N'oublions pas que l'innocence du mari ne sera stipulée qu'en vertu de l'humiliation publique de sa femme avec les témoignages concernant ses sorties nocturnes, la perte d’une culotte, la légèreté de sa pratique religieuse… Autopsie d’un meurtre renvoi au paradoxe de l’homme qui se plait à exhiber sa femme aux formes gracieuses, mais s’insurge dès qu’elle devient le centre des convoitises. De possession, il est question également lorsque le quotidien de l’épouse est décrit. Enfermée dans une caravane, elle étouffe en attentant le retour de son mari à une heure tardive. A cause de la fatigue du militaire, la soirée n’est guère plus propice aux échanges. En sortant s’amuser dans les bars durant les siestes de son époux, Laura est jugée car elle possède la volonté de s’émanciper de sa condition de ménagère qui repasse toute la journée. Ces instants de plaisirs ne lui seront pas pardonnés par les curieux venus au tribunal, le tout sous la complaisance des professionnels de la justice.

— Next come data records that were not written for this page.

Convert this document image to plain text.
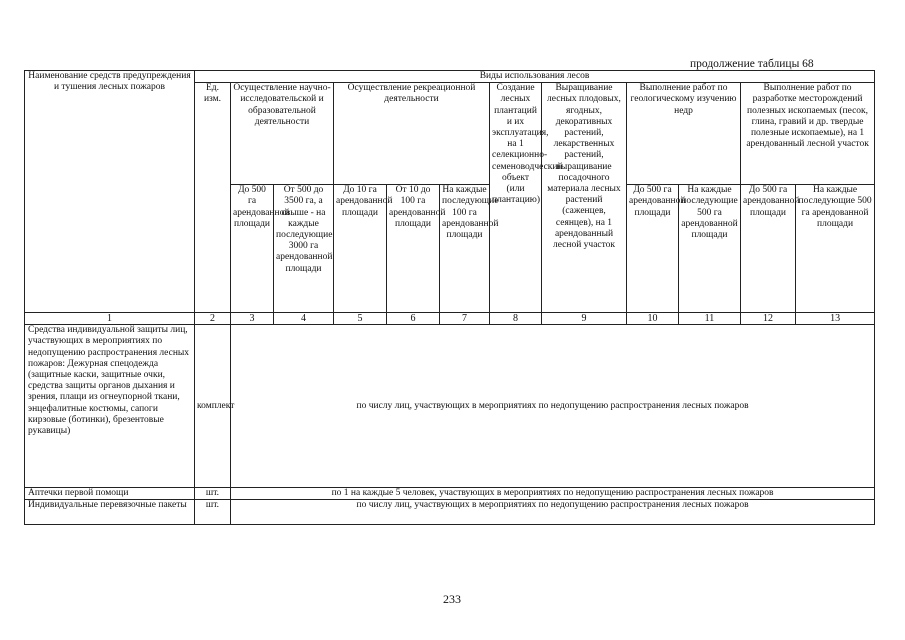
продолжение таблицы 68
Наименование средств предупреждения и тушения лесных пожаров	Виды использования лесов											
	Ед. изм.	Осуществление научно-исследовательской и образовательной деятельности		Осуществление рекреационной деятельности			Создание лесных плантаций и их эксплуатация, на 1 селекционно-семеноводческий объект (или плантацию)	Выращивание лесных плодовых, ягодных, декоративных растений, лекарственных растений, выращивание посадочного материала лесных растений (саженцев, сеянцев), на 1 арендованный лесной участок	Выполнение работ по геологическому изучению недр		Выполнение работ по разработке месторождений полезных ископаемых (песок, глина, гравий и др. твердые полезные ископаемые), на 1 арендованный лесной участок	
		До 500 га арендованной площади	От 500 до 3500 га, а свыше - на каждые последующие 3000 га арендованной площади	До 10 га арендованной площади	От 10 до 100 га арендованной площади	На каждые последующие 100 га арендованной площади			До 500 га арендованной площади	На каждые последующие 500 га арендованной площади	До 500 га арендованной площади	На каждые последующие 500 га арендованной площади
1	2	3	4	5	6	7	8	9	10	11	12	13
Средства индивидуальной защиты лиц, участвующих в мероприятиях по недопущению распространения лесных пожаров: Дежурная спецодежда (защитные каски, защитные очки, средства защиты органов дыхания и зрения, плащи из огнеупорной ткани, энцефалитные костюмы, сапоги кирзовые (ботинки), брезентовые рукавицы)	комплект	по числу лиц, участвующих в мероприятиях по недопущению распространения лесных пожаров										
Аптечки первой помощи	шт.	по 1 на каждые 5 человек, участвующих в мероприятиях по недопущению распространения лесных пожаров										
Индивидуальные перевязочные пакеты	шт.	по числу лиц, участвующих в мероприятиях по недопущению распространения лесных пожаров										
233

Le manque de foi de Biegler envers sa profession est un élément clé abordé dans la première partie. Il rend la conclusion amère. En revanche, l'art par l’intermédiaire de la musique est présenté comme une activité salutaire. Une activité de représentation également, mais qui ne manipule pas son auditoire, elle le stimule. Une réponse faite d'harmonies à la cacophonie de nos sociétés. Soulignons la bande originale discrète, mais néanmoins chargé d’une atmosphère jazzy de Duke Ellington. Dans le bon sens du terme, Autopsie d'un meurtre est un film somme de Preminger, car il lie les deux pans de sa filmographie : la femme fatale qui le devient à ses dépens, puis son éviction par la société (il s’agit de Laura et les autres) ; et la manipulation des faits par les gens de pouvoir (nous retrouvons cet aspect chez le détective Mark Dixon, chez le troublant docteur Korvo).